The puppy and the extortionist
I arrested a young man once in a section of Central Village called ‘China Town’. The arrest was related to him collecting extortion from the taxi operators at the China Town taxi stand.
The arrest resulted in the search of his home, which revealed the most emaciated mammal I had ever seen walking nearby. It was a young puppy who was so hungry she was eating ash from a fire heap.
I always believe that if God puts a crisis in front of you he intends you to fix it. So I took the dog and found her a home. She cleaned up real well.
The extortionist, however, was a more difficult fix. He was a young man, not yet 20, who had a difficult past. His father died, he was raised in a children’s home and eventually taken from the home by his grandfather, who then died.
Someone like this is cannon fodder for the gangs. He is, in essence, a victim of circumstance. That being said, I offered him a job on a site as a labourer, which is all he qualifies for and he never turned up.
The HEART Institute will train him free of cost. He won’t attend. The reality is that this man, who has had an unfortunate life that has contributed to his being the deviant he now is, can earn more threatening the lives of working people than he can wielding a sledge hammer.

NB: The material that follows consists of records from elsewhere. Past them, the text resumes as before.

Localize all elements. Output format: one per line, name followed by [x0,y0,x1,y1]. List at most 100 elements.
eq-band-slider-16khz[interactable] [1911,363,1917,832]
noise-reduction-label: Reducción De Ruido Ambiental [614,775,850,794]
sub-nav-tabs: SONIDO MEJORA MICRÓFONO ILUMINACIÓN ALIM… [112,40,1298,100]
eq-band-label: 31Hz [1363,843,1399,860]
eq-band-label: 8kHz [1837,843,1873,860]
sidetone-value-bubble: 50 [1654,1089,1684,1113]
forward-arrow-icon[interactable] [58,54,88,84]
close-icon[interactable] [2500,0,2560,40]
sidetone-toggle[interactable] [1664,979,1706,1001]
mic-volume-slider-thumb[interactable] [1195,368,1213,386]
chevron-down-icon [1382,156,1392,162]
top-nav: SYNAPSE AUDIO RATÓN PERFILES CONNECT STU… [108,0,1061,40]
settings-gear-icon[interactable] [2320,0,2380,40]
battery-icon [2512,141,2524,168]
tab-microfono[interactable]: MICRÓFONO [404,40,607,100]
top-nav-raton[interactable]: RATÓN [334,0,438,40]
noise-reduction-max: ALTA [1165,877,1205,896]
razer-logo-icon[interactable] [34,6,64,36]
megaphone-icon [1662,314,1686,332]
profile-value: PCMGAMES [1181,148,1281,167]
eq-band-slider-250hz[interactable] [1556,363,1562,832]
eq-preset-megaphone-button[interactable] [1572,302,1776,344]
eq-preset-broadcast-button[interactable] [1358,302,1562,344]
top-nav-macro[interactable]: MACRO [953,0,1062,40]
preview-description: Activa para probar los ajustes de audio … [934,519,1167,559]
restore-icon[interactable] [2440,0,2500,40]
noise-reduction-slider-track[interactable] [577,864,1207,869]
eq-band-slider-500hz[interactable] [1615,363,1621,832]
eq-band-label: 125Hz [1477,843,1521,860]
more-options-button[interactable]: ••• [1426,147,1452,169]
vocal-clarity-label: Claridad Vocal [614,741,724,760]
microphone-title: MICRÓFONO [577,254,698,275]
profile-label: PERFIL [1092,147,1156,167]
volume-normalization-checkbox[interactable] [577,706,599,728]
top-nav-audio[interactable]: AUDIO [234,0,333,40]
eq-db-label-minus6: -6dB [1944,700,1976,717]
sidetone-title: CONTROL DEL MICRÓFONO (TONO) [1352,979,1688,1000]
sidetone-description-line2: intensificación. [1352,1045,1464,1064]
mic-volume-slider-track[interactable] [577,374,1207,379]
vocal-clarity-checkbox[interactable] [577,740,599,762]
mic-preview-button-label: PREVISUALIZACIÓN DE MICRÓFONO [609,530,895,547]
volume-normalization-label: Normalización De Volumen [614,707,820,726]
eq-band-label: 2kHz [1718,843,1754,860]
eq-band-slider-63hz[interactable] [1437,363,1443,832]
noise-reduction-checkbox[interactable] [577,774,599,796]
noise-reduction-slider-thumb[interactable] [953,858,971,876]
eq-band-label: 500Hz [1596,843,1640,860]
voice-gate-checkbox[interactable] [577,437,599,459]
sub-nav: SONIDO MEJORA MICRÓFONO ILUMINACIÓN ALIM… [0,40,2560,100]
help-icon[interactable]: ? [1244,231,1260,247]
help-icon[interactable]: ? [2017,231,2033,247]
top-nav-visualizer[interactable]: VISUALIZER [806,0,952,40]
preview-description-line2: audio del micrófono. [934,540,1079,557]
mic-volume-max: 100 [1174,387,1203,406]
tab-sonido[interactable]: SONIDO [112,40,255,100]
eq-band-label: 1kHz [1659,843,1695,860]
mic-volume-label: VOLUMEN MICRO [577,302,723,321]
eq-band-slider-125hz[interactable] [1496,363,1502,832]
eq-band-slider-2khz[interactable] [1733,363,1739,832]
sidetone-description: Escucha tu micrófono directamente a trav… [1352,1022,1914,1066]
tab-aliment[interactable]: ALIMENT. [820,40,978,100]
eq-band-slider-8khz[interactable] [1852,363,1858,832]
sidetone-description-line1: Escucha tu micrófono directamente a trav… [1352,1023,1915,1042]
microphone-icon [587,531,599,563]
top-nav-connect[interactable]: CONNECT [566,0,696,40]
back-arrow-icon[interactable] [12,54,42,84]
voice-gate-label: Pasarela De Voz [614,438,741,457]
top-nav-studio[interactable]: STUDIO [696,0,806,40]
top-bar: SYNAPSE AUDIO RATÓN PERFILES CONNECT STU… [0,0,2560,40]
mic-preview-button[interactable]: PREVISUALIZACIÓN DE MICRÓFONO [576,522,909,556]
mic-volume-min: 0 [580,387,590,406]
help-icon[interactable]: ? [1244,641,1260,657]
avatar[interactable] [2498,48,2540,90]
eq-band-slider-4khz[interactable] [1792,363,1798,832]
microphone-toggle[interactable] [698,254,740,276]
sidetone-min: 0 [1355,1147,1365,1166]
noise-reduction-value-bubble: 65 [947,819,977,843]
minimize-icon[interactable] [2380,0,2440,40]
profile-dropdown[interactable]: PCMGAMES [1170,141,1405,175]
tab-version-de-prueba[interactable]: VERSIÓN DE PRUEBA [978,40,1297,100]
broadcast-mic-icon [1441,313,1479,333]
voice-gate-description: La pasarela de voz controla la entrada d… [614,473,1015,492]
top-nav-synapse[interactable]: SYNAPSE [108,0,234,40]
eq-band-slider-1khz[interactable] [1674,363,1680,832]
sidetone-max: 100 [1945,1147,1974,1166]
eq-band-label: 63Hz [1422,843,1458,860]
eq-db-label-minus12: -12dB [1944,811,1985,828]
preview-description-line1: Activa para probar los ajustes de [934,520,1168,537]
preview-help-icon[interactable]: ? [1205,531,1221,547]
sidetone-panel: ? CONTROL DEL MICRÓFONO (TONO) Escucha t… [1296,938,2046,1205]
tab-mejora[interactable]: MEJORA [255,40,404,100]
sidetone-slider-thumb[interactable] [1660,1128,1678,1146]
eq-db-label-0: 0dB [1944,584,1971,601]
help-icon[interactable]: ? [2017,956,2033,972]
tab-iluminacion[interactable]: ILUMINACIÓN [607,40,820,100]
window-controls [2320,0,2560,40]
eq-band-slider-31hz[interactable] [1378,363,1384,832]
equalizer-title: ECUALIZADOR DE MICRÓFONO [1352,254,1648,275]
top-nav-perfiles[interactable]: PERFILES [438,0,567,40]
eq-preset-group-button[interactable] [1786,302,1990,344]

There is no moral compass that will chip in. He wasn’t taught those values, or maybe has chosen to reject them. I asked him: “Why do you think that taxi men who have to buy or rent their cars and drive up and down all day to earn a ‘bread’ should pay you for doing nothing other than ‘tuff up yu face’?”
He replied: “But dem a mek money.”
So in this man’s contorted logic, the fact that the men who labour every day are earning a dollar he is entitled to some of it. A job can’t help this man because it can’t compare with the lack of actual limited labour that goes into collecting extortion vs a real job.
The same goes for scammers. There is no way to create a society that pays an income comparable to scamming and extortion for that degree of limited effort. So there is not a lot on the creation of jobs platform that the Government can do to assist.
This man is, as I said, a victim of his circumstances, because he was not raised in the stable environment that is expected of most humans. Many, however, have come from government homes and have not decided to become parasites. Many made much of themselves.
The State’s first priority has to be that you don’t become a victim of him. Although, as a social scientist, I see where his creation is a failure of a few levels of societal structure. Character is formed by myriad factors, including the influences you experience in your personal and small spaces.
Although the State must ensure that children’s human rights to education and nutrition are not in any way violated, there is an expectation that your family provides you with the parenting to create your character. When external forces are then introduced in the absence of family the process can be impacted. So somewhere in there the family, maybe even the State, has failed him.
So what now? He is a threat to society. He is not like the aforementioned puppy that can just be fed or relocated. He is, based on historical precedent, almost certain to be in prison or dead before his 25th birthday. He is already a criminal and a member of a gang, although we couldn’t charge him because of the mountain of evidence required to mount that type of case.
The men who are mirrors of this man number in the thousands. They don’t believe in being paid for the job they do or the qualifications they have studied for. They don’t believe in being paid to satisfy their needs. They believe they should earn based on their wants!
They are willing to take what others have. They are willing to kill you for what you have. Relocating them to prison the same way I relocated the puppy will not do anything to alter their character. They will just come out meaner.
So what is the solution to deal with the criminals already created? You won’t like the answer. The only solution is sentences that end with their youth. We have to ensure that once the long arm of the law gets them in their grasp, we don’t let go. This goes against the principle of our current penal system. Our penitentiaries are now called “rehabilitation” centres. We have developed probation and parole programmes that release prisoners back to society to complete their sentences. It’s not going to work. They are not going to come out better. They are in fact going to come out worse.
As a social scientist I feel the pain of our leaders to admit that there is no social solution post the creation of a criminal. So the effort to effect change must be proactive. It begins in the home. Families, not communities, create gangsters. The community just provides the playground for it to develop.
So if that young extortionist was a child, not a grown man, and you were to move him to another country without gangs or garrisons this story could have ended differently.
And his story is replicated with basic differences everyday.